Multi-Tenancy Architecture
Multi-tenancy is the architectural pattern where a single instance of software serves multiple customer organizations (tenants). The design choices around tenant isolation — how much tenants share and how much is dedicated — determine the system's security, scalability, operational complexity, and cost structure. Three primary isolation levels form a spectrum with distinct tradeoffs.
Database per tenant provides the strongest isolation. Each tenant gets its own database instance. This simplifies backup and restore (one tenant's data can be manipulated independently), provides natural resource limits (noisy neighbor containment), and makes data migration straightforward. The trade-off is operational cost: provisioning databases, managing connections, and running migration scripts for each tenant. At hundreds or thousands of tenants, the operational overhead becomes significant unless automated through infrastructure-as-code.
Schema per tenant shares the database server but maintains separate schemas for each tenant. This provides moderate isolation — a schema is a namespace with its own tables and data. Connection pooling across schemas shares resources efficiently. Schema management becomes the challenge: each tenant's schema must be created and migrated independently. Tools can automate schema operations across all tenants, but schema divergence becomes a risk if tenants can have different schema versions.
Shared database (all tenants in the same tables) is the most cost-efficient approach. All tenant data resides in the same tables, distinguished by a tenant_id column. This simplifies operations significantly — a single database, single schema, single set of migrations. The trade-offs are severe: any application bug can leak or corrupt data across tenants, resource contention (noisy neighbor) affects all tenants simultaneously, and backup/restore must handle all tenants at once. Strong security measures are essential: every query must include the tenant_id filter.
Tenant routing determines which tenant's data is accessed for each request. The tenant identifier is typically extracted from the authentication context (JWT claims, session data). For database-per-tenant, the tenant ID maps to a database connection. For schema-per-tenant, it maps to a schema name. For shared database, it becomes the WHERE clause filter. The routing infrastructure must be injected early in request processing — ideally at the middleware or API gateway layer — so that downstream code never has to think about multi-tenancy.
Tenant-aware connection pooling is critical for database-per-tenant architectures. Creating a new database connection for each tenant on each request is prohibitively expensive. A pool of connections per tenant, with maximum pool sizes, prevents any single tenant from exhausting database connections. The pool must handle tenant creation and removal dynamically. Tools like PgBouncer with per-database connection limits or application-level pooling frameworks solve this.
Pricing models in multi-tenant systems typically distribute infrastructure costs according to tenant resource consumption. Per-tenant pricing requires metering: tracking CPU, storage, bandwidth, and request counts per tenant. Metering data should be aggregated in a reporting database and used for both billing and capacity planning. The pricing model should incentivize efficient resource usage — tenants that consume more should pay proportionally more.
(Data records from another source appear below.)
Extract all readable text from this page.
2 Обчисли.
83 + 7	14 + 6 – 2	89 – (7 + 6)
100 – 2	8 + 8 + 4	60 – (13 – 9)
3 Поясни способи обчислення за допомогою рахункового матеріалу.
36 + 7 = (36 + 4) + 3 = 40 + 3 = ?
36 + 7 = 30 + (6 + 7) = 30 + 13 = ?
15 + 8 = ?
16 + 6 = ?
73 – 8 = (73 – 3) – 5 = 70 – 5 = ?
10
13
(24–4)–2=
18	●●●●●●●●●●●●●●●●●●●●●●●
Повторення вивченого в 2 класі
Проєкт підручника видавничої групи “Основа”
Data isolation testing is essential for shared-database multi-tenancy. Automated security tests should verify that tenant A cannot access tenant B's data through any API endpoint. Penetration testing should attempt tenant ID manipulation, SQL injection to switch tenant context, and access token replay across tenants. Compliance requirements (SOC 2, HIPAA, GDPR) often mandate specific isolation levels — the architecture must satisfy the strictest requirement across all tenants.
Tenant feature flags enable per-tenant configuration. Different tenants may require different feature sets, integration configurations, or compliance configurations. A tenant-level feature flag system allows rolling out features to specific tenants, maintaining tenant-specific customizations, and gradually migrating tenants between infrastructure tiers as their needs grow.
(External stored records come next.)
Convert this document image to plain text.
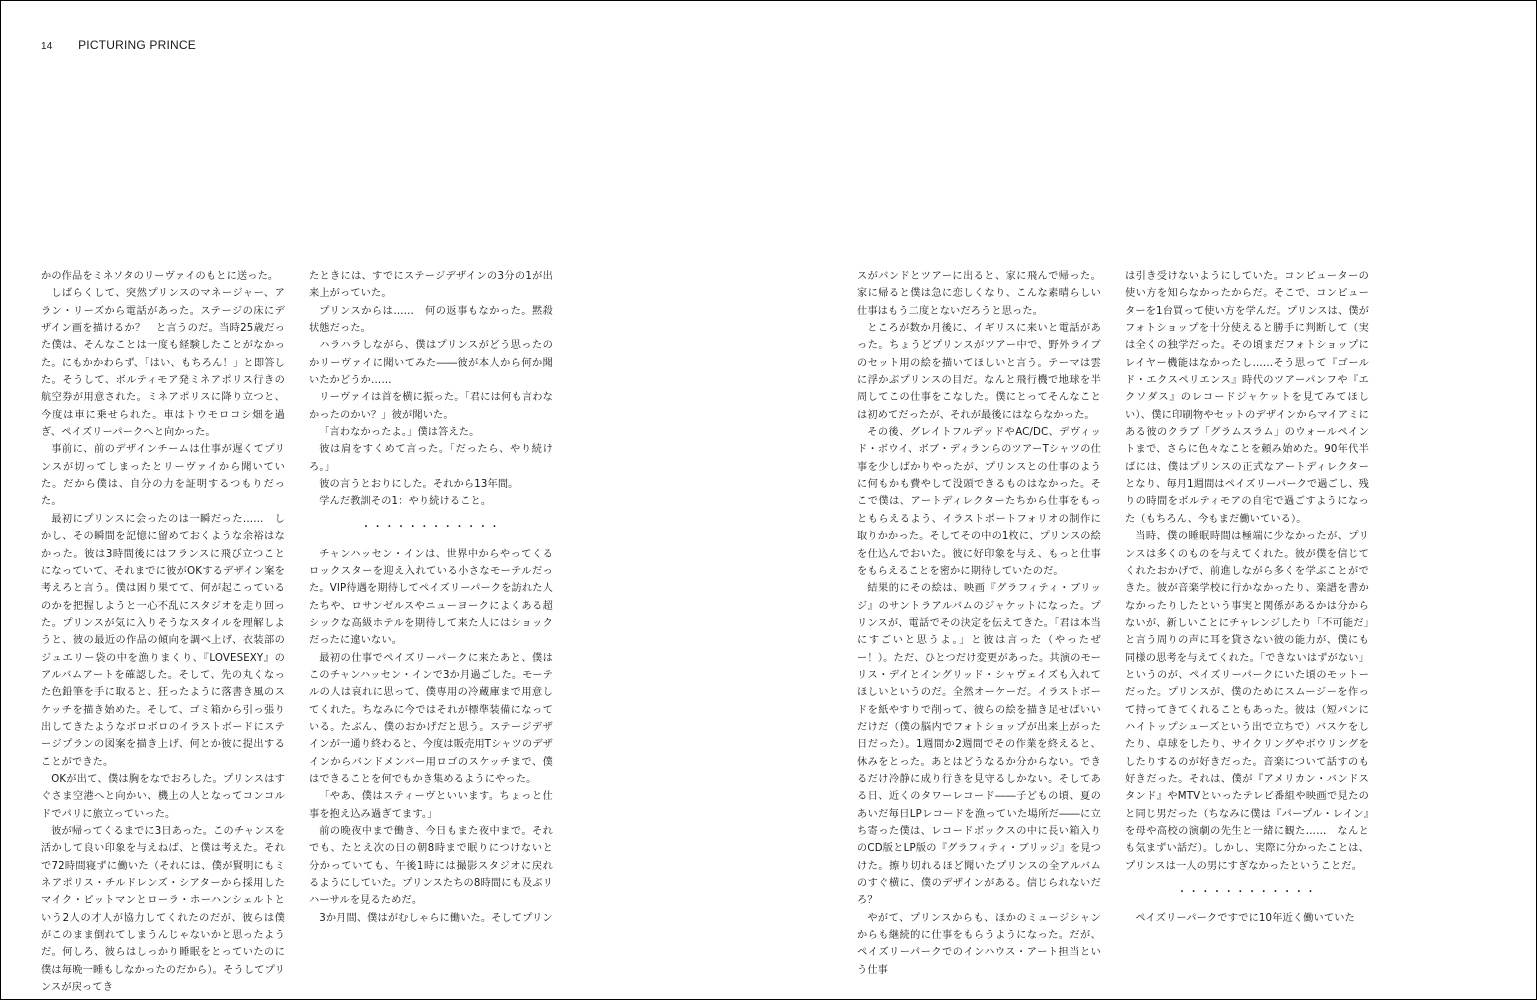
14 PICTURING PRINCE

かの作品をミネソタのリーヴァイのもとに送った。

しばらくして、突然プリンスのマネージャー、アラン・リーズから電話があった。ステージの床にデザイン画を描けるか？　と言うのだ。当時25歳だった僕は、そんなことは一度も経験したことがなかった。にもかかわらず、「はい、もちろん！」と即答した。そうして、ボルティモア発ミネアポリス行きの航空券が用意された。ミネアポリスに降り立つと、今度は車に乗せられた。車はトウモロコシ畑を過ぎ、ペイズリーパークへと向かった。

事前に、前のデザインチームは仕事が遅くてプリンスが切ってしまったとリーヴァイから聞いていた。だから僕は、自分の力を証明するつもりだった。

最初にプリンスに会ったのは一瞬だった……　しかし、その瞬間を記憶に留めておくような余裕はなかった。彼は3時間後にはフランスに飛び立つことになっていて、それまでに彼がOKするデザイン案を考えろと言う。僕は困り果てて、何が起こっているのかを把握しようと一心不乱にスタジオを走り回った。プリンスが気に入りそうなスタイルを理解しようと、彼の最近の作品の傾向を調べ上げ、衣装部のジュエリー袋の中を漁りまくり、『LOVESEXY』のアルバムアートを確認した。そして、先の丸くなった色鉛筆を手に取ると、狂ったように落書き風のスケッチを描き始めた。そして、ゴミ箱から引っ張り出してきたようなボロボロのイラストボードにステージプランの図案を描き上げ、何とか彼に提出することができた。

OKが出て、僕は胸をなでおろした。プリンスはすぐさま空港へと向かい、機上の人となってコンコルドでパリに旅立っていった。

彼が帰ってくるまでに3日あった。このチャンスを活かして良い印象を与えねば、と僕は考えた。それで72時間寝ずに働いた（それには、僕が賢明にもミネアポリス・チルドレンズ・シアターから採用したマイク・ピットマンとローラ・ホーハンシェルトという2人の才人が協力してくれたのだが、彼らは僕がこのまま倒れてしまうんじゃないかと思ったようだ。何しろ、彼らはしっかり睡眠をとっていたのに僕は毎晩一睡もしなかったのだから）。そうしてプリンスが戻ってき

たときには、すでにステージデザインの3分の1が出来上がっていた。

プリンスからは……　何の返事もなかった。黙殺状態だった。

ハラハラしながら、僕はプリンスがどう思ったのかリーヴァイに聞いてみた――彼が本人から何か聞いたかどうか……

リーヴァイは首を横に振った。「君には何も言わなかったのかい？」彼が聞いた。

「言わなかったよ。」僕は答えた。

彼は肩をすくめて言った。「だったら、やり続けろ。」

彼の言うとおりにした。それから13年間。

学んだ教訓その1：やり続けること。

・・・・・・・・・・・・

チャンハッセン・インは、世界中からやってくるロックスターを迎え入れている小さなモーテルだった。VIP待遇を期待してペイズリーパークを訪れた人たちや、ロサンゼルスやニューヨークによくある超シックな高級ホテルを期待して来た人にはショックだったに違いない。

最初の仕事でペイズリーパークに来たあと、僕はこのチャンハッセン・インで3か月過ごした。モーテルの人は哀れに思って、僕専用の冷蔵庫まで用意してくれた。ちなみに今ではそれが標準装備になっている。たぶん、僕のおかげだと思う。ステージデザインが一通り終わると、今度は販売用Tシャツのデザインからバンドメンバー用ロゴのスケッチまで、僕はできることを何でもかき集めるようにやった。

「やあ、僕はスティーヴといいます。ちょっと仕事を抱え込み過ぎてます。」

前の晩夜中まで働き、今日もまた夜中まで。それでも、たとえ次の日の朝8時まで眠りにつけないと分かっていても、午後1時には撮影スタジオに戻れるようにしていた。プリンスたちの8時間にも及ぶリハーサルを見るためだ。

3か月間、僕はがむしゃらに働いた。そしてプリン

スがバンドとツアーに出ると、家に飛んで帰った。家に帰ると僕は急に恋しくなり、こんな素晴らしい仕事はもう二度とないだろうと思った。

ところが数か月後に、イギリスに来いと電話があった。ちょうどプリンスがツアー中で、野外ライブのセット用の絵を描いてほしいと言う。テーマは雲に浮かぶプリンスの目だ。なんと飛行機で地球を半周してこの仕事をこなした。僕にとってそんなことは初めてだったが、それが最後にはならなかった。

その後、グレイトフルデッドやAC/DC、デヴィッド・ボウイ、ボブ・ディランらのツアーTシャツの仕事を少しばかりやったが、プリンスとの仕事のように何もかも費やして没頭できるものはなかった。そこで僕は、アートディレクターたちから仕事をもっともらえるよう、イラストポートフォリオの制作に取りかかった。そしてその中の1枚に、プリンスの絵を仕込んでおいた。彼に好印象を与え、もっと仕事をもらえることを密かに期待していたのだ。

結果的にその絵は、映画『グラフィティ・ブリッジ』のサントラアルバムのジャケットになった。プリンスが、電話でその決定を伝えてきた。「君は本当にすごいと思うよ。」と彼は言った（やったぜー！）。ただ、ひとつだけ変更があった。共演のモーリス・デイとイングリッド・シャヴェイズも入れてほしいというのだ。全然オーケーだ。イラストボードを紙やすりで削って、彼らの絵を描き足せばいいだけだ（僕の脳内でフォトショップが出来上がった日だった）。1週間か2週間でその作業を終えると、休みをとった。あとはどうなるか分からない。できるだけ冷静に成り行きを見守るしかない。そしてある日、近くのタワーレコード――子どもの頃、夏のあいだ毎日LPレコードを漁っていた場所だ――に立ち寄った僕は、レコードボックスの中に長い箱入りのCD版とLP版の『グラフィティ・ブリッジ』を見つけた。擦り切れるほど聞いたプリンスの全アルバムのすぐ横に、僕のデザインがある。信じられないだろ？

やがて、プリンスからも、ほかのミュージシャンからも継続的に仕事をもらうようになった。だが、ペイズリーパークでのインハウス・アート担当という仕事

は引き受けないようにしていた。コンピューターの使い方を知らなかったからだ。そこで、コンピューターを1台買って使い方を学んだ。プリンスは、僕がフォトショップを十分使えると勝手に判断して（実は全くの独学だった。その頃まだフォトショップにレイヤー機能はなかったし……そう思って『ゴールド・エクスペリエンス』時代のツアーパンフや『エクソダス』のレコードジャケットを見てみてほしい）、僕に印刷物やセットのデザインからマイアミにある彼のクラブ「グラムスラム」のウォールペイントまで、さらに色々なことを頼み始めた。90年代半ばには、僕はプリンスの正式なアートディレクターとなり、毎月1週間はペイズリーパークで過ごし、残りの時間をボルティモアの自宅で過ごすようになった（もちろん、今もまだ働いている）。

当時、僕の睡眠時間は極端に少なかったが、プリンスは多くのものを与えてくれた。彼が僕を信じてくれたおかげで、前進しながら多くを学ぶことができた。彼が音楽学校に行かなかったり、楽譜を書かなかったりしたという事実と関係があるかは分からないが、新しいことにチャレンジしたり「不可能だ」と言う周りの声に耳を貸さない彼の能力が、僕にも同様の思考を与えてくれた。「できないはずがない」というのが、ペイズリーパークにいた頃のモットーだった。プリンスが、僕のためにスムージーを作って持ってきてくれることもあった。彼は（短パンにハイトップシューズという出で立ちで）バスケをしたり、卓球をしたり、サイクリングやボウリングをしたりするのが好きだった。音楽について話すのも好きだった。それは、僕が『アメリカン・バンドスタンド』やMTVといったテレビ番組や映画で見たのと同じ男だった（ちなみに僕は『パープル・レイン』を母や高校の演劇の先生と一緒に観た……　なんとも気まずい話だ）。しかし、実際に分かったことは、プリンスは一人の男にすぎなかったということだ。

・・・・・・・・・・・・

ペイズリーパークですでに10年近く働いていた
Migrating between isolation levels is a common lifecycle pattern. Startups often begin with a shared database for speed, migrate to schema-per-tenant as the customer base grows, and eventually offer database-per-tenant for premium enterprise customers. The migration path must be designed from the beginning — using tenant_id consistently even in shared databases, abstracting database access behind a routing layer, and ensuring that connection management is configurable without code changes.